- Portrayed by: Yasmin Bannerman
- Duration: 1995–1997
- First appearance: 23 October 1995
- Last appearance: 18 August 1997
- Created by: Phil Redmond
- Introduced by: Phil Redmond

= Maddie Parker =

UK soap opera character, created 1995

Maddie Parker is a fictional character from the British television soap opera Hollyoaks, portrayed by Yasmin Bannerman. She first appeared on 23 October 1995. She remained in the role until 1997 when she quit the role. Maddie left Hollyoaks on 18 August 1997.

==Casting==
Hollyoaks initially focused on the lives and loves of seven teenagers living in a fictional suburb of Chester. Maddie was one of the original characters created by Phil Redmond, and she was introduced in the show's first episode, which aired on 23 October 1995. Yasmin Bannerman had appeared in an episode of Crown Prosecutor and a television advert before she auditioned for Hollyoaks. She attended two auditions and was included on a shortlist of 50. Bannerman recalled being told to pack a bag for an overnight stay as the casting process continued for 48 hours. She told Roz Laws of the Birmingham Weekly Mercury: "There were loads of really good-looking people and I was sure I wasn't going to get the part." After being cast as Maddie, Bannerman said that everything happened "so quickly", as she began filming less than a week after her final audition. She had to stay in a Liverpool hotel during filming. She commented that the cast became famous before the serial had even stated due to the vast amount of promotion by Channel 4.

==Development==

"Maddie, 18, is taking a year off after her A levels. Her mother owns the Interior Design shop where Dawn works and where the two girls first met. Maddie is a dedicated follower of fashion although she is by no means a bimbo."
In the book, Phil Redmond's Hollyoaks: The Official Companion, author Matthew Evans described Maddie as "young, free and single, and always on the lookout for a man". The Liverpool Echo described her as "the streetwise and sassy siren who ran Parker's restaurant."

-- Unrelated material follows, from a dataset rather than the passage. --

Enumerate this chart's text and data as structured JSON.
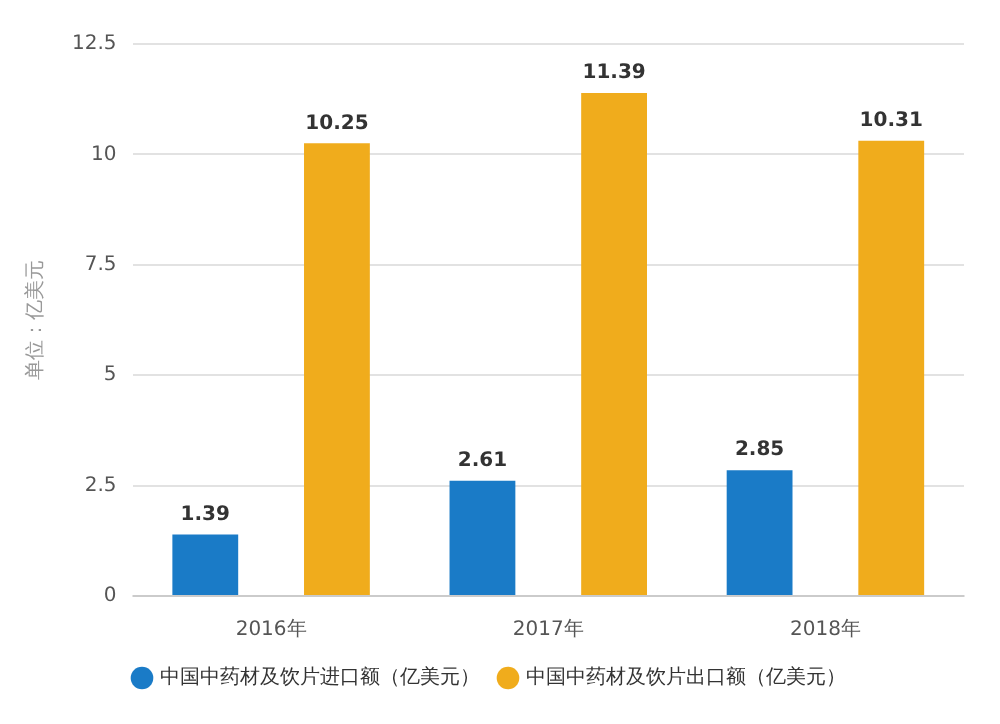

Maddie became known for her bright, revealing clothing. Bannerman was shocked when she saw her character's wardrobe of short skirts and low necklines for the first time. She stated "Her clothes are outrageous – her skirts are incredibly short and you'd get vertigo wearing her shoes. She likes wearing bright pink outfits, which shock the camera crew first thing in the morning." Bannerman did not share Maddie's fashion sense, as she was more conservative and preferred to be more covered up. She said there was "no way" that she would wear some of Maddie's clothes in real life. She admitted that she was "taken aback and rather worried" about Maddie's wardrobe, but as filming went on she started to get used to the pieces and enjoyed dressing up. She told Roz Laws of the Birmingham Weekly Mercury that she would have to watch her weight, as the clothes were "very unforgiving".

In addition to Maddie's wardrobe, Bannerman also made is clear that she did share her character's attitude towards men and relationships. She did not like the way Maddie treated potential love interests, calling her "very brassy and up-front with men." She also did not think she would have the confidence to use some of her character's one-liners. She described Maddie as "very flirtatious" and pointed out that she dates several men at the same time, where as Bannerman preferred more security and had been dating her partner for three years.

==Storylines==
Maddie's earlier storylines started when she received a creepy Valentine's card, which leads to Maddie being worried that someone might be following her. Soon, Michael, an old flame of Maddie's turns up and gets an unwelcome reception. Maddie began to rekindle her love for Michael, as the pair begins to date and reminisce about better times. However, Maddie gets a bit concerned over his jealous behaviour and dumped him. Maddie later discovered that Michael was mentally ill, after he became highly obsessed with Maddie becoming his wife.

Things begin to get increasingly out of hand, when Michael kidnapped Maddie and her friend Jude Cunningham (Davinia Taylor), and took them hostage. He then drove them to Scotland, ready to marry Maddie. Maddie refused to put on the wedding dress and go through the charade of marriage to Michael, which made Michael mad and he took Jude up to the roof as revenge. For a moment it looked as if Michael was going to push Jude off the roof, but Maddie came up dressed in a wedding dress, and he was distracted. As Jude manages to escape his clutches, Michael fell to his death. Jude than tried to console Maddie over Michael's death but Maddie decided to go away to come to terms with it all. When Maddie returns, she told Jude that she wanted a fresh start by expanding the Parkers. Yet, Maddie still found it hard to get over Michael's death and became increasingly insecure about her safety. Maddie decides the only way she can make a new start is by leaving Hollyoaks, and leaving Parkers in the hands of Jude. She leaves the village to live with her mother.

==Reception==
Marianna Manson from Closer Online put Maddie on her list of the most iconic black characters in British soap operas, writing, "Maddie was introduced as one of the original cast, and during her time on the show was kidnapped by a mentally unstable ex, Michael, who held her hostage and tried to force her to marry him. Maddie eventually left Hollyoaks in 1997 to start afresh, and we haven't heard from her since."